An artist statement on VORE works


In 2008 I made the painting that would launch my VORE series. The piece is Vaster Empire (2008) and the title references Sir Lewis Morris’s poem “A Song of Empire” that commemorates Queen Victoria’s Golden Jubilee, June, 1887. 

“We hold a vaster Empire than has been!
Nigh half the race of man is subject to our Queen!
Nigh half the wide, wide earth is ours in fee!
And where her rule comes all are free.
And therefore ’tis, O Queen, that we,

Knit fast in bonds of temperate liberty,

Rejoice to-day, and make our solemn Jubilee.”

The first line in the above stanza was included in Canada’s first Christmas postage stamp and a pin (referenced in Vaster Empire) was made in support of England in the Second Boer War. Since this work was made to exhibit at the October Gallery in London and representatives from the British Museum were in attendance, the piece leans heavy on British Museum references, including: the Deal Warrior skull, a crystal skull, inverted Polly Anna Club and Primrose League pins. Inversion of objects is how I present things skew, diminished or powerless. 

In hindsight, this piece became the bridge linking up a series of smaller works presented at the Minneapolis Institute of Art in a two-person exhibition titled NEW SKINS (2007). In the New Skins exhibition artist Jim Denomie filled a gallery room with portraits of Native Americans as if to occupy the museum with Native people. My paintings lacked representations of humans, only landscapes littered with the evidence of human activity, objects from the museum’s collection. Stylized animals are depicted approaching the objects as foreign elements. 

Many paintings in the VORE series reference objects and texts from seemingly disparate sources, from museum collections to exploitation films. Objects drawn into these paintings are from encyclopedic collections, specifically the Minneapolis Institute of Art and the British Museum, while the texts refer to titles and tag lines from “Cannibal Boom” films of the 1980’s, such as Cannibal Holocaust (1980), Cut and Run (1985) and Cannibal Ferox (1981). These elements are displayed hovering like holy icons, foreign and floating on the page. They dangle over seashores which rise up to consume, assimilate and aid in the fluidity of culture while the earth takes back and buries it’s histories. Patterned blankets showcase these housewares and opportunistic, gaping-mouthed predators congregate on the banks. 


I work primarily on paper, utilizing many two-dimensional mediums on a single surface including oil, acrylic, gouache, color pencil, graphite, watercolor and ink. Although the work sometimes has the appearance of collage, because the styles and mediums vary so dramatically, the heavyweight paper is entirely worked by hand. This process helps define my artistic role as a filter or translator, fully digesting my sources as a complication to the craft of appropriation. My interests in objects stems from the fictions, stories and histories of objects, and how objects function as surrogates for cultural exchange. The idea of cannibalism, or cultural cannibalism, referenced through the film’s text is a metaphor for the assimilation and consumption of cultural identity.

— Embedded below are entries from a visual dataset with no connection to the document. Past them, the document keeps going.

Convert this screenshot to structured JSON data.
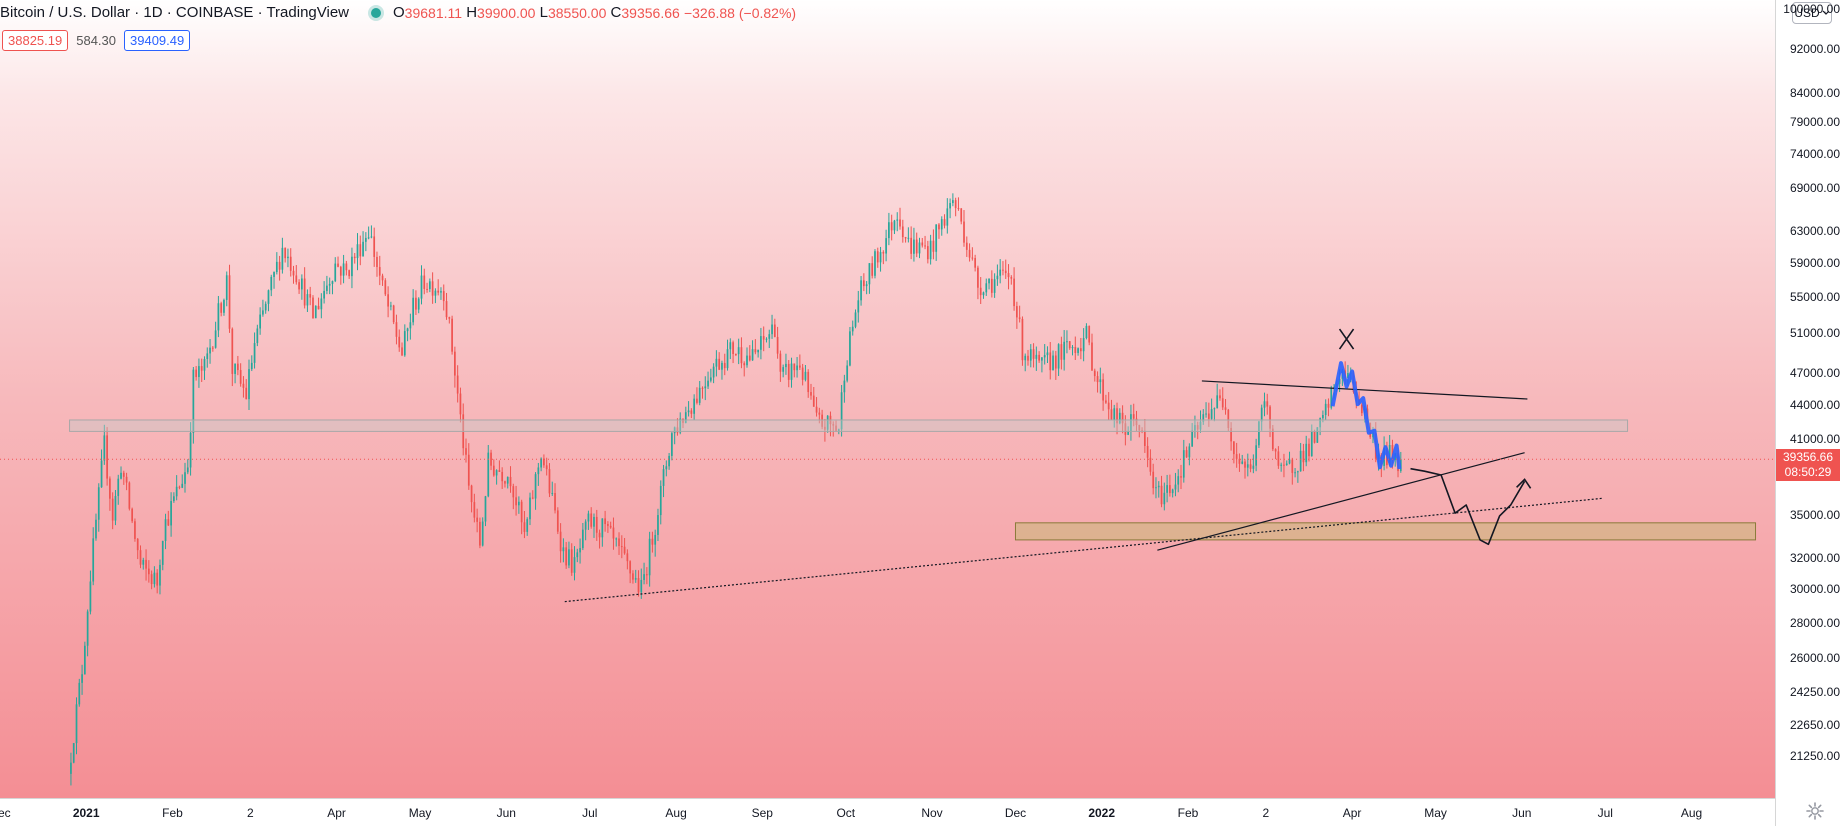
{
  "header": {
    "symbol_title": "Bitcoin / U.S. Dollar · 1D · COINBASE · TradingView",
    "ohlc": {
      "o_label": "O",
      "o": "39681.11",
      "h_label": "H",
      "h": "39900.00",
      "l_label": "L",
      "l": "38550.00",
      "c_label": "C",
      "c": "39356.66",
      "change": "−326.88 (−0.82%)"
    },
    "sell_price": "38825.19",
    "spread": "584.30",
    "buy_price": "39409.49",
    "currency": "USD"
  },
  "price_label": {
    "price": "39356.66",
    "countdown": "08:50:29"
  },
  "icons": [
    "live-dot-icon",
    "chevron-down-icon",
    "gear-icon"
  ],
  "colors": {
    "up": "#26a69a",
    "down": "#ef5350",
    "drawing_blue": "#2962ff",
    "zone_gray": "#c8c8c8",
    "zone_tan": "#c8b878",
    "bg_top": "#ffffff",
    "bg_bottom": "#f48e94"
  },
  "chart_data": {
    "type": "candlestick",
    "title": "Bitcoin / U.S. Dollar · 1D · COINBASE · TradingView",
    "xlabel": "",
    "ylabel": "",
    "y_scale": "log",
    "ylim": [
      19500,
      102000
    ],
    "y_ticks": [
      "100000.00",
      "92000.00",
      "84000.00",
      "79000.00",
      "74000.00",
      "69000.00",
      "63000.00",
      "59000.00",
      "55000.00",
      "51000.00",
      "47000.00",
      "44000.00",
      "41000.00",
      "35000.00",
      "32000.00",
      "30000.00",
      "28000.00",
      "26000.00",
      "24250.00",
      "22650.00",
      "21250.00"
    ],
    "x_range": [
      "2020-12-01",
      "2022-08-31"
    ],
    "x_ticks": [
      {
        "date": "2020-12-01",
        "label": "Dec"
      },
      {
        "date": "2021-01-01",
        "label": "2021"
      },
      {
        "date": "2021-02-01",
        "label": "Feb"
      },
      {
        "date": "2021-03-01",
        "label": "2"
      },
      {
        "date": "2021-04-01",
        "label": "Apr"
      },
      {
        "date": "2021-05-01",
        "label": "May"
      },
      {
        "date": "2021-06-01",
        "label": "Jun"
      },
      {
        "date": "2021-07-01",
        "label": "Jul"
      },
      {
        "date": "2021-08-01",
        "label": "Aug"
      },
      {
        "date": "2021-09-01",
        "label": "Sep"
      },
      {
        "date": "2021-10-01",
        "label": "Oct"
      },
      {
        "date": "2021-11-01",
        "label": "Nov"
      },
      {
        "date": "2021-12-01",
        "label": "Dec"
      },
      {
        "date": "2022-01-01",
        "label": "2022"
      },
      {
        "date": "2022-02-01",
        "label": "Feb"
      },
      {
        "date": "2022-03-01",
        "label": "2"
      },
      {
        "date": "2022-04-01",
        "label": "Apr"
      },
      {
        "date": "2022-05-01",
        "label": "May"
      },
      {
        "date": "2022-06-01",
        "label": "Jun"
      },
      {
        "date": "2022-07-01",
        "label": "Jul"
      },
      {
        "date": "2022-08-01",
        "label": "Aug"
      }
    ],
    "anchors": [
      [
        "2020-12-26",
        20500
      ],
      [
        "2020-12-31",
        25500
      ],
      [
        "2021-01-03",
        31000
      ],
      [
        "2021-01-08",
        40500
      ],
      [
        "2021-01-11",
        35000
      ],
      [
        "2021-01-14",
        39000
      ],
      [
        "2021-01-21",
        31500
      ],
      [
        "2021-01-27",
        30500
      ],
      [
        "2021-01-29",
        34000
      ],
      [
        "2021-02-07",
        39000
      ],
      [
        "2021-02-09",
        46500
      ],
      [
        "2021-02-13",
        47500
      ],
      [
        "2021-02-21",
        57000
      ],
      [
        "2021-02-23",
        47500
      ],
      [
        "2021-02-28",
        45000
      ],
      [
        "2021-03-03",
        50000
      ],
      [
        "2021-03-13",
        61000
      ],
      [
        "2021-03-18",
        58000
      ],
      [
        "2021-03-24",
        53000
      ],
      [
        "2021-04-01",
        59000
      ],
      [
        "2021-04-05",
        58000
      ],
      [
        "2021-04-13",
        63500
      ],
      [
        "2021-04-18",
        56000
      ],
      [
        "2021-04-25",
        49000
      ],
      [
        "2021-04-29",
        54000
      ],
      [
        "2021-05-03",
        57000
      ],
      [
        "2021-05-10",
        56000
      ],
      [
        "2021-05-13",
        49500
      ],
      [
        "2021-05-19",
        37000
      ],
      [
        "2021-05-23",
        33000
      ],
      [
        "2021-05-26",
        39000
      ],
      [
        "2021-06-03",
        38000
      ],
      [
        "2021-06-08",
        33500
      ],
      [
        "2021-06-14",
        40000
      ],
      [
        "2021-06-22",
        32500
      ],
      [
        "2021-06-26",
        31500
      ],
      [
        "2021-07-01",
        34500
      ],
      [
        "2021-07-07",
        34000
      ],
      [
        "2021-07-15",
        31500
      ],
      [
        "2021-07-20",
        30000
      ],
      [
        "2021-07-25",
        34500
      ],
      [
        "2021-07-31",
        41500
      ],
      [
        "2021-08-09",
        45000
      ],
      [
        "2021-08-14",
        47500
      ],
      [
        "2021-08-22",
        49500
      ],
      [
        "2021-08-29",
        48500
      ],
      [
        "2021-09-06",
        52000
      ],
      [
        "2021-09-08",
        46500
      ],
      [
        "2021-09-15",
        48000
      ],
      [
        "2021-09-21",
        42500
      ],
      [
        "2021-09-29",
        42000
      ],
      [
        "2021-10-01",
        47500
      ],
      [
        "2021-10-06",
        55000
      ],
      [
        "2021-10-15",
        61500
      ],
      [
        "2021-10-20",
        66000
      ],
      [
        "2021-10-24",
        61500
      ],
      [
        "2021-10-28",
        61000
      ],
      [
        "2021-11-01",
        61000
      ],
      [
        "2021-11-09",
        67500
      ],
      [
        "2021-11-12",
        64500
      ],
      [
        "2021-11-18",
        56500
      ],
      [
        "2021-11-23",
        57000
      ],
      [
        "2021-11-30",
        57500
      ],
      [
        "2021-12-04",
        49500
      ],
      [
        "2021-12-10",
        47500
      ],
      [
        "2021-12-15",
        48500
      ],
      [
        "2021-12-27",
        50700
      ],
      [
        "2021-12-31",
        46300
      ],
      [
        "2022-01-06",
        43000
      ],
      [
        "2022-01-10",
        41800
      ],
      [
        "2022-01-14",
        43000
      ],
      [
        "2022-01-21",
        36500
      ],
      [
        "2022-01-24",
        36700
      ],
      [
        "2022-01-28",
        37700
      ],
      [
        "2022-02-04",
        41500
      ],
      [
        "2022-02-10",
        44000
      ],
      [
        "2022-02-15",
        44500
      ],
      [
        "2022-02-18",
        40000
      ],
      [
        "2022-02-24",
        38300
      ],
      [
        "2022-03-01",
        44400
      ],
      [
        "2022-03-07",
        38000
      ],
      [
        "2022-03-14",
        39600
      ],
      [
        "2022-03-20",
        41300
      ],
      [
        "2022-03-28",
        47100
      ],
      [
        "2022-04-01",
        46300
      ],
      [
        "2022-04-06",
        43200
      ],
      [
        "2022-04-11",
        39500
      ],
      [
        "2022-04-17",
        39700
      ],
      [
        "2022-04-18",
        39356.66
      ]
    ],
    "current_price": 39356.66,
    "drawings": {
      "resistance_zone": {
        "from": "2020-12-26",
        "to": "2022-07-09",
        "low": 41700,
        "high": 42700
      },
      "support_zone": {
        "from": "2021-12-01",
        "to": "2022-08-24",
        "low": 33300,
        "high": 34500
      },
      "upper_trendline": {
        "points": [
          [
            "2022-02-06",
            46300
          ],
          [
            "2022-06-03",
            44600
          ]
        ]
      },
      "rising_trendline": {
        "points": [
          [
            "2022-01-21",
            32600
          ],
          [
            "2022-06-02",
            39900
          ]
        ]
      },
      "dotted_trendline": {
        "points": [
          [
            "2021-06-22",
            29300
          ],
          [
            "2022-06-30",
            36300
          ]
        ]
      }
    }
  }
}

Seascapes refer to the historic and continuing interaction people have with waterways which provide a conduit for cultural trade, interaction, and conflict. For previous exhibitions my artwork has required a willingness on behalf of museums and institutions to engage their patrons in thinking critically about the display and representation of cultural objects. By citing pieces from the museum’s collection, I appropriate and fictionalize them into my own imagined landscapes. The museum is a landscape in it’s own right, accreting and assimilating objects foreign to itself.